Welcome to 34 Teams in 34 (week)Days. Every Monday through Friday from now until the beginning of the season we’ll be previewing the teams we’ll cover this season at NYC Buckets. (The entire NEC, Ivy League, and MAAC along with Fordham, Hofstra, Stony Brook, Seton Hall and St. John’s.) We’re covering them in approximately the reverse order of how we see them finishing in 2017-18.
Today the St. Francis Brooklyn Terriers kick off the series. Assuming everything goes to plan there will be a new post every weekday from now on, with the final preview coming on Nov. 7, just a few days before the season kicks off.
Each preview will also have this helpful graphic (created by Kevin Whitaker) to help readers quickly understand exactly what a team lost and returns this season. The y-axis is a player’s offensive rating, or how efficient he was on offense. The x-axis represents a player’s possession minutes—usage rate weighted by playing time. Taking a look at SFC’s chart, you can see that Yunus Hopkinson was a large (if inefficient) part of the Terriers’ offensive attack last season and they’ll have to figure out how to replace him moving forward.
St. Francis Brooklyn
Outlook: Strong guard play paired with a fast learning frontcourt should make the Terriers more competitive in the NEC this season.
Last year: 4-27 (2-16 NEC)
Who’s in: Chauncey Hawkins (G); Yaradyah Evans (F); Jalen Jordan (G); Josh Nicholas (G); Milija Cosic (F)
Who’s out: Yunus Hopkinson (G); Jahmel Bodrick (F); Robert Montgomery (F); Gianni Ford (G)
Key Non-Conference Games: Brown (11-19-2017); Army (12-12-2017)
The 2016-17 season is one I’m sure St. Francis Brooklyn head coach Glenn Braica would like to forget. After opening NEC play with two overtime victories, SFC failed to win a game in 2017. The Terriers lost their final 16 games and missed the NEC tournament. They finished the season ranked 346th in KenPom, ahead of just five teams in the entirety of Division I.

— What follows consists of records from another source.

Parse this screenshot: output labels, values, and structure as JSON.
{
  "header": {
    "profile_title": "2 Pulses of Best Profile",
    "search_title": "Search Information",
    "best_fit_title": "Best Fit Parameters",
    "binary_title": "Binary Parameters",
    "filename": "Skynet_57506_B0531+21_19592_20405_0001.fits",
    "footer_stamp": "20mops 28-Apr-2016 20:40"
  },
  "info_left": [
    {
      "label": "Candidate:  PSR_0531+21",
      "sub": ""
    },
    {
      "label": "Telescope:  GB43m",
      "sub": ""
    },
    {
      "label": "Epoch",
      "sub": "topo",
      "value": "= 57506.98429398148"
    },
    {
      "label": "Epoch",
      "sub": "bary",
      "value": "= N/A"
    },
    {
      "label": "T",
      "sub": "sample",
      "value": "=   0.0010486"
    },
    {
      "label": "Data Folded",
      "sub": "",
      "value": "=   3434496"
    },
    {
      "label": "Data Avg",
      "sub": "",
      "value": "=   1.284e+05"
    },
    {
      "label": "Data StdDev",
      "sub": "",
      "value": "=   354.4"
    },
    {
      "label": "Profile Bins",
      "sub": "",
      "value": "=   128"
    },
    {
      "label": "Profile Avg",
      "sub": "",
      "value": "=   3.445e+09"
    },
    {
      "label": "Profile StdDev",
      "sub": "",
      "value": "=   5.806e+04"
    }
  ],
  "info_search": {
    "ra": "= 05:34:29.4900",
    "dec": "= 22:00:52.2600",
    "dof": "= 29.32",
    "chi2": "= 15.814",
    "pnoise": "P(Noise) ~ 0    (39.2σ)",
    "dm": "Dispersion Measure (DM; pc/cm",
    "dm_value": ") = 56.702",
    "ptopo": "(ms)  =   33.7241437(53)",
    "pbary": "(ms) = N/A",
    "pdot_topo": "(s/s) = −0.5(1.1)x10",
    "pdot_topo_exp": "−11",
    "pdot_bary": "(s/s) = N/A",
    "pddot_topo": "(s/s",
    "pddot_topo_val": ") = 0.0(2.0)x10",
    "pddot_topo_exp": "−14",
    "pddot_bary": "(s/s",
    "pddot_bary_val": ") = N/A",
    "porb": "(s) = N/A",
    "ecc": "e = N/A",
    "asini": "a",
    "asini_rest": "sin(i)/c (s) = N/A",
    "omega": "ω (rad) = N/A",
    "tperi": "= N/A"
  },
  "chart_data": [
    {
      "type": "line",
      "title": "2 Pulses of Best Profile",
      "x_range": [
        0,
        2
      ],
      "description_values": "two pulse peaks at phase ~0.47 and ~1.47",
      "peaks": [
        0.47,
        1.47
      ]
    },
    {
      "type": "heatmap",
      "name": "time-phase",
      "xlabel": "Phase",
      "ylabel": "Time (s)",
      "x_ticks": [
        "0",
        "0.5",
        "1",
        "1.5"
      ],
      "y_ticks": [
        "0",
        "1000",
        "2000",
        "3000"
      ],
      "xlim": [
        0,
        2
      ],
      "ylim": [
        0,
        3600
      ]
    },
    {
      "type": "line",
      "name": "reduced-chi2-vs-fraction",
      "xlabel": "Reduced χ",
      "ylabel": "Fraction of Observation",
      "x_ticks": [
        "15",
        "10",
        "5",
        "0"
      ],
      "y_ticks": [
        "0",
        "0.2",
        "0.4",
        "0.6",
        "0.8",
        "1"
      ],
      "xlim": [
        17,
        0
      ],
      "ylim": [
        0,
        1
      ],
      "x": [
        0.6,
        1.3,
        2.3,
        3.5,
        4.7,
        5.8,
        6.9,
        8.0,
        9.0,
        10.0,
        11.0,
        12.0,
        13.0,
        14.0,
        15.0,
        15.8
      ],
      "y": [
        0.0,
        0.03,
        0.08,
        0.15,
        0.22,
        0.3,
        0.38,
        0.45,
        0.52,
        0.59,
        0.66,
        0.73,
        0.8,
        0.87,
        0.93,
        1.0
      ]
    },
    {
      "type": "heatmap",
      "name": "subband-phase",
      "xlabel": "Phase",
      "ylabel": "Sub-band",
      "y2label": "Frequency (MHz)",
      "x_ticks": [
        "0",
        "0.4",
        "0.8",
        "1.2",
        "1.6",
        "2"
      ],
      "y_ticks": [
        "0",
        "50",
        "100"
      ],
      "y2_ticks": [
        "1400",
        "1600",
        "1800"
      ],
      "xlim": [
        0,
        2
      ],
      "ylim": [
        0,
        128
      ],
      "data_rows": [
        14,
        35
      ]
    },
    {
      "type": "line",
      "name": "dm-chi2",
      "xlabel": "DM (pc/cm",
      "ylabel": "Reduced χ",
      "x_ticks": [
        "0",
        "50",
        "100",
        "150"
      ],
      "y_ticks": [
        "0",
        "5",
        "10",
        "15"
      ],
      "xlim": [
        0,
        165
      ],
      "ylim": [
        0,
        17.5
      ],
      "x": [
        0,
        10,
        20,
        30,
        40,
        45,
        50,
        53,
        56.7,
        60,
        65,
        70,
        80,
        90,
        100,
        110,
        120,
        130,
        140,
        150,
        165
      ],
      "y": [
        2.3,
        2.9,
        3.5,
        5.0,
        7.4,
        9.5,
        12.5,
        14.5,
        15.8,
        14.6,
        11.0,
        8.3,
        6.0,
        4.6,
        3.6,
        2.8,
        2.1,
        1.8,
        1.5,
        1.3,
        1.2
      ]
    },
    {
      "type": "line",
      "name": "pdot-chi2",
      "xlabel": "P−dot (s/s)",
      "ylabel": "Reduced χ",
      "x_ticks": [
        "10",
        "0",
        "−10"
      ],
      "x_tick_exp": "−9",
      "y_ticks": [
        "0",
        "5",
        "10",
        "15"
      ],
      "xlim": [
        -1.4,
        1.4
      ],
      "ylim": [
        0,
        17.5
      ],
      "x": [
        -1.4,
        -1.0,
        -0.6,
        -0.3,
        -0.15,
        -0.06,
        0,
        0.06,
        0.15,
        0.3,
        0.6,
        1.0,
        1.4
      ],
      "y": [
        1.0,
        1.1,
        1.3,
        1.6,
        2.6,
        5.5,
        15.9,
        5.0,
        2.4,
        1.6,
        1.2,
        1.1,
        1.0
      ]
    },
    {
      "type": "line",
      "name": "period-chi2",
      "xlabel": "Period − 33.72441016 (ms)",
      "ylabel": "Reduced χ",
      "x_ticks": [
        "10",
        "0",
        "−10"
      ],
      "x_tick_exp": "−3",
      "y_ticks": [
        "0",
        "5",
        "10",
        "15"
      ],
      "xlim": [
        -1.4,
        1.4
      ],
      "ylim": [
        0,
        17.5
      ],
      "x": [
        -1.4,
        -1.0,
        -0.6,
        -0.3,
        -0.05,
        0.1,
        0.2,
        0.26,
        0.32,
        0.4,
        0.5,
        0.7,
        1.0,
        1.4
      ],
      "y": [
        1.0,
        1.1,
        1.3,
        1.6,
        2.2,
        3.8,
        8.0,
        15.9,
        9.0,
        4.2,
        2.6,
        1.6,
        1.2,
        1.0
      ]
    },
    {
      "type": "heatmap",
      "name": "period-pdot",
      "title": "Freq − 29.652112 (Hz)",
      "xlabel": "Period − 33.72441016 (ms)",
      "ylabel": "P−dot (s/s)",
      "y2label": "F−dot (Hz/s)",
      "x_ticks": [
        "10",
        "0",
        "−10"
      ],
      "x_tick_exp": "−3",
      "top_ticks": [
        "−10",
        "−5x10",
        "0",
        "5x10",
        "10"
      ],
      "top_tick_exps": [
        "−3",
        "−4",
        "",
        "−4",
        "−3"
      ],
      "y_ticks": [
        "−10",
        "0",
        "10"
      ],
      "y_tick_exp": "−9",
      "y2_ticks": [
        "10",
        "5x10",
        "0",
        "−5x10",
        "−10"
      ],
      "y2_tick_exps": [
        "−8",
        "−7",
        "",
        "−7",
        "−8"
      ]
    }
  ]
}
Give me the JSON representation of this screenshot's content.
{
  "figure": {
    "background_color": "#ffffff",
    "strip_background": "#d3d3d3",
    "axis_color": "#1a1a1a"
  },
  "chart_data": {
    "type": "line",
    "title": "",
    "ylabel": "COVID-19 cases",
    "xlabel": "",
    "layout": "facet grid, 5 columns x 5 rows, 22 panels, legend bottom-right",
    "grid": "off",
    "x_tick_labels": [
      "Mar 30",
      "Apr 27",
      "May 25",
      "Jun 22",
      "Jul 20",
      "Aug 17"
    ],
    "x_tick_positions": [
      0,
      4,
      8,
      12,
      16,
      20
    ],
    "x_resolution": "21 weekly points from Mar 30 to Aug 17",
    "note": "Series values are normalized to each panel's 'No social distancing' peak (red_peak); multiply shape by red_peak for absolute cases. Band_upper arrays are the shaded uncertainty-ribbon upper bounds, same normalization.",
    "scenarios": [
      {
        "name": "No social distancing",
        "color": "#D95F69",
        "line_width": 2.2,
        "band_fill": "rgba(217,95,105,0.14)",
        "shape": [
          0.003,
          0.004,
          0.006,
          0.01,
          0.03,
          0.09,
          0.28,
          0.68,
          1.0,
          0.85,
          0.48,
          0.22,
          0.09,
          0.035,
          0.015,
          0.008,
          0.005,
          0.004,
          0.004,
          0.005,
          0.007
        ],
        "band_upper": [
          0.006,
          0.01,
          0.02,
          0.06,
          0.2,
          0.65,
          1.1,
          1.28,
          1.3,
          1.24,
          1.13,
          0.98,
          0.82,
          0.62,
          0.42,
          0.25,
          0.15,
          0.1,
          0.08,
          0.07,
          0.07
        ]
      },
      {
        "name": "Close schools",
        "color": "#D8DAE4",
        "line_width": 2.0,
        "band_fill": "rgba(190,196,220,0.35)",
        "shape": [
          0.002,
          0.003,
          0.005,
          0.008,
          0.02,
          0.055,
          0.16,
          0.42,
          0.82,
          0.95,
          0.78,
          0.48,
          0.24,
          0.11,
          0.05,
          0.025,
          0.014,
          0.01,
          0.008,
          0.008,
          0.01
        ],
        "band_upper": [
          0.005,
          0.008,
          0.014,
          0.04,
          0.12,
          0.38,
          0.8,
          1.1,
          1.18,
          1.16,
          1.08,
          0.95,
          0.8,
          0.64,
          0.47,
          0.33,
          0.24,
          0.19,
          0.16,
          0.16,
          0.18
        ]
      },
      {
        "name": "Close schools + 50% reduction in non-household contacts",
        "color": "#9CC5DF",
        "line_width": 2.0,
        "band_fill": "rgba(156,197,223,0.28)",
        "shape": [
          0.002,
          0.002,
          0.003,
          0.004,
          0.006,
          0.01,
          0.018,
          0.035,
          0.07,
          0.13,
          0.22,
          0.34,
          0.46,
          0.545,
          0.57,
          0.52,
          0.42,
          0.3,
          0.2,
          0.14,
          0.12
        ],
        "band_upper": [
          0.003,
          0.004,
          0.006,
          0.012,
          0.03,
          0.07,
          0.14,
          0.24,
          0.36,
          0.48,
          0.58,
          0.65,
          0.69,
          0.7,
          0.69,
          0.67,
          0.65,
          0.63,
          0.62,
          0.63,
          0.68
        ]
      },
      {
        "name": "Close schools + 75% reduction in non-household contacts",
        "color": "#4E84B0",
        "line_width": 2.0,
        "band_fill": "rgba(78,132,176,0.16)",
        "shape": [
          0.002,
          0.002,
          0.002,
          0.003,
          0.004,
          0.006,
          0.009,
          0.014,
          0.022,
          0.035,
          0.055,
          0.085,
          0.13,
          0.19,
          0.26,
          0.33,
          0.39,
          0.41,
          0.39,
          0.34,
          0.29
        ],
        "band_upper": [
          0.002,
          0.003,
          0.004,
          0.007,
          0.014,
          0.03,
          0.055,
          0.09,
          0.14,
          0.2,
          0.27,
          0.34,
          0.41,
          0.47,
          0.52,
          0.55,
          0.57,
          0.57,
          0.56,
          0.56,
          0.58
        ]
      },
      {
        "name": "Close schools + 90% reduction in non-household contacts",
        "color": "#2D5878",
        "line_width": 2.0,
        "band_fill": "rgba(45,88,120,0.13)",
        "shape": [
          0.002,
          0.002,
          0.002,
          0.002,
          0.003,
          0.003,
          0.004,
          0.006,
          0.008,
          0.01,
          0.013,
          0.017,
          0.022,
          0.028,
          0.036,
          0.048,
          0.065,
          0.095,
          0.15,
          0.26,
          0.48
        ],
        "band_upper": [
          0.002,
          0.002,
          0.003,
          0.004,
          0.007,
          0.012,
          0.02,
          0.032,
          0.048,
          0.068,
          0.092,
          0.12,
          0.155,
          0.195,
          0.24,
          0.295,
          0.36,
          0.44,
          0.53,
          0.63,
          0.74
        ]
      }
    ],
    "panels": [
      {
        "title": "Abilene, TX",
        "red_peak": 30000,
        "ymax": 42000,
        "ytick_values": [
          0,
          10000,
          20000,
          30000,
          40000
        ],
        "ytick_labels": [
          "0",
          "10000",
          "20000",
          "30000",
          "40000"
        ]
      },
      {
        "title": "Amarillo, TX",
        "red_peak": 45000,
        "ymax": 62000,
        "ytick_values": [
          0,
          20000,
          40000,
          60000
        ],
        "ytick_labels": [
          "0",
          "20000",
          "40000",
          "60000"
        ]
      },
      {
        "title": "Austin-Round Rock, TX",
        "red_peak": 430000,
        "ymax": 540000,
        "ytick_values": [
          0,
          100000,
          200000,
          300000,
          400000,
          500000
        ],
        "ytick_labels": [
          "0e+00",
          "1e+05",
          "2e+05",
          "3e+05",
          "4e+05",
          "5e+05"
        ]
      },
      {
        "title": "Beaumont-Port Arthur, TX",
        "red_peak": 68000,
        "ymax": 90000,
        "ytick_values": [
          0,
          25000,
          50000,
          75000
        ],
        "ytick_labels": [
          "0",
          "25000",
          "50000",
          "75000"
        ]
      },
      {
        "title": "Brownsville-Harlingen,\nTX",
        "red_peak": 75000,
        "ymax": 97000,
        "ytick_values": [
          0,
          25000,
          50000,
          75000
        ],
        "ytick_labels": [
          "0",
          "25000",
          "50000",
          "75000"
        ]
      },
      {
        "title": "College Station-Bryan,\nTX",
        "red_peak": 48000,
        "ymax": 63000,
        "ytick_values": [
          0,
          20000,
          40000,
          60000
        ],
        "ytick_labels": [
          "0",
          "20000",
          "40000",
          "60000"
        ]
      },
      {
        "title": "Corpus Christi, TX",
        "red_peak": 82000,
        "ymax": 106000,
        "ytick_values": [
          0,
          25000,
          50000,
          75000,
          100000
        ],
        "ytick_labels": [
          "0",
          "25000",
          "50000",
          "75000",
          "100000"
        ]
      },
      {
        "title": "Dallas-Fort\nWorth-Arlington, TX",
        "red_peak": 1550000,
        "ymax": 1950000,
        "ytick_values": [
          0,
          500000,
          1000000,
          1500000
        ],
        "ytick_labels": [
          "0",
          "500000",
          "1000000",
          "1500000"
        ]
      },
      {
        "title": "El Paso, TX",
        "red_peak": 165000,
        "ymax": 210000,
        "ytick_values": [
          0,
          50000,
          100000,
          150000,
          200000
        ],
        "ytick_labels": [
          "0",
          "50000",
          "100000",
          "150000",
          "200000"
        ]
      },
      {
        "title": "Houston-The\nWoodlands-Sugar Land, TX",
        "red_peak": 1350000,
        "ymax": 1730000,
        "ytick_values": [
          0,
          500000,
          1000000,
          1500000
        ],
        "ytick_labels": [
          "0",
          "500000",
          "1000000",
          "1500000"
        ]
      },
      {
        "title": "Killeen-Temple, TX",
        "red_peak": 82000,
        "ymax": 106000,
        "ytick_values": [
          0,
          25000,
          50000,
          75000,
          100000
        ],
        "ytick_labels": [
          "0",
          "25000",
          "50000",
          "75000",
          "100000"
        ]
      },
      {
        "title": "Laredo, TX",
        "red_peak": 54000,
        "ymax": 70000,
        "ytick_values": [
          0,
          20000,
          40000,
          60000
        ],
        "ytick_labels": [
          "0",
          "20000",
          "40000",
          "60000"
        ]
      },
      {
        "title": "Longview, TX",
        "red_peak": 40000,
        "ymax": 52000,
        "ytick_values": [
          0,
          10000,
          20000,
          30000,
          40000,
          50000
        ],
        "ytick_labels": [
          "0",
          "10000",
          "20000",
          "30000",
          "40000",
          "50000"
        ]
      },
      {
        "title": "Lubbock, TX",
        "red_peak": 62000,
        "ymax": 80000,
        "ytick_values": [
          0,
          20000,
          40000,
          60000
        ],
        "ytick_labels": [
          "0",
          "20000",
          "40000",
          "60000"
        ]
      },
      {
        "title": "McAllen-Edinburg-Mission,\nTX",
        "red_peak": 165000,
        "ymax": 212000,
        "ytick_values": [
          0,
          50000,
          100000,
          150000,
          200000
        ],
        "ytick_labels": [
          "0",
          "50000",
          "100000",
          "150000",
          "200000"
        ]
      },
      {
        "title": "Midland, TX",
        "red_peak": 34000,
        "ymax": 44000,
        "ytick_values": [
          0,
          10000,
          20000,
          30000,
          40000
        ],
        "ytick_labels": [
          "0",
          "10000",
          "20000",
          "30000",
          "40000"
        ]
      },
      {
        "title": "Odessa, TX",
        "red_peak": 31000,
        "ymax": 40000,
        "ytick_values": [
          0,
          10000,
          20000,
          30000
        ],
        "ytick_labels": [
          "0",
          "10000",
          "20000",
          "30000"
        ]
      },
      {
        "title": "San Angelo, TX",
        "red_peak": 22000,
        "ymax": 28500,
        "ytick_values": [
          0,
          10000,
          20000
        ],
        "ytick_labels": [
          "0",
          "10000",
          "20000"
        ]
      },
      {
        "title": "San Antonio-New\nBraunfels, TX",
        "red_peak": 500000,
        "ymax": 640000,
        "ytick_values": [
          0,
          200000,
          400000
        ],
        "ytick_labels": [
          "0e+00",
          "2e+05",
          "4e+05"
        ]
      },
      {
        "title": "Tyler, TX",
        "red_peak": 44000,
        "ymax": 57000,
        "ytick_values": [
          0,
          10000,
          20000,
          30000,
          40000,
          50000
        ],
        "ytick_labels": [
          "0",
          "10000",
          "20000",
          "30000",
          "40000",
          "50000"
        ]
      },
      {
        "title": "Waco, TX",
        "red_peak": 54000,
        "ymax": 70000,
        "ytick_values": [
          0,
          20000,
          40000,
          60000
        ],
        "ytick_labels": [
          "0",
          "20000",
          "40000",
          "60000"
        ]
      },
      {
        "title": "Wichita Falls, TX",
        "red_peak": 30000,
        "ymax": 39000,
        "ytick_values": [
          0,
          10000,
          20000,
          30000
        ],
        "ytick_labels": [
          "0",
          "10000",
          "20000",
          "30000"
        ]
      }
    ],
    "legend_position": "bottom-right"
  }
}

The problems started in the offseason when an injury to sophomore forward Cori Johnson sapped the Terriers of what little frontcourt depth they had. The lack of size forced Braica to play 6’3” forward Gunnar Olafsson (5.1 rpg) at power forward at times last season. Hopefully the development of Joshua Nurse—who had strong rebounding and block rates in NEC play but committed 8.8 fouls per 40 minutes—and the return of Johnson should give SFC some more size. (It should be noted though that Johnson is still recovering from a knee injury, so his status isn’t certain.) In addition, Milija Cosic comes to SFC with experience at the JUCO level. He has the potential to provide a perimeter oriented option at forward that might help the Terriers better balance the floor offensively. Getting some additional size on the court is a big key for Braica, as the Terriers shot just 40.1% on two-point attempts, the worst rate in Division I.
Even if the big men develop, SFC will still go just as far as their guards can take them. Yunus Hopkinson was forced to do too much last season and regressed as a senior. On the other hand, Rasheem Dunn’s freshman season was one of the bright spots for the Terriers. He showed a great ability to get the rim, even at 6’2”. A year of development on his three-point shot and some added strength should make him a force in the NEC and improve on his 13.1 ppg average. While Glenn Sanabria was able to play through his entire redshirt sophomore season, he suffered from nagging injuries that impacted his play. Managing Sanabria’s minutes to keep him as close to 100 percent as possible come conference play will be another key player for the Terriers. One newcomer that could help Dunn and Sanabria get some rest is Chauncey Hawkins. The 5’8” guard scored 19.2 ppg last season for St. Joseph Regional in New Jersey.
The non-conference schedule is relatively forgiving, despite having a number of games on the road (including at Duquesne, Notre Dame and Fordham). The games at the Pope Center against Brown and Army should give Braica a chance to judge how his team will hold up against NEC competition, while two home games against non-Division I competition should give this young roster some additional confidence.
Still, this season feels like it might be what last season was supposed to be for the Terriers—a rebuilding season as the frontcourt adapts to Division I basketball. If some breaks go their way SFC won’t be one of the worst teams in college basketball, but it will still be an uphill battle to make the NEC tournament.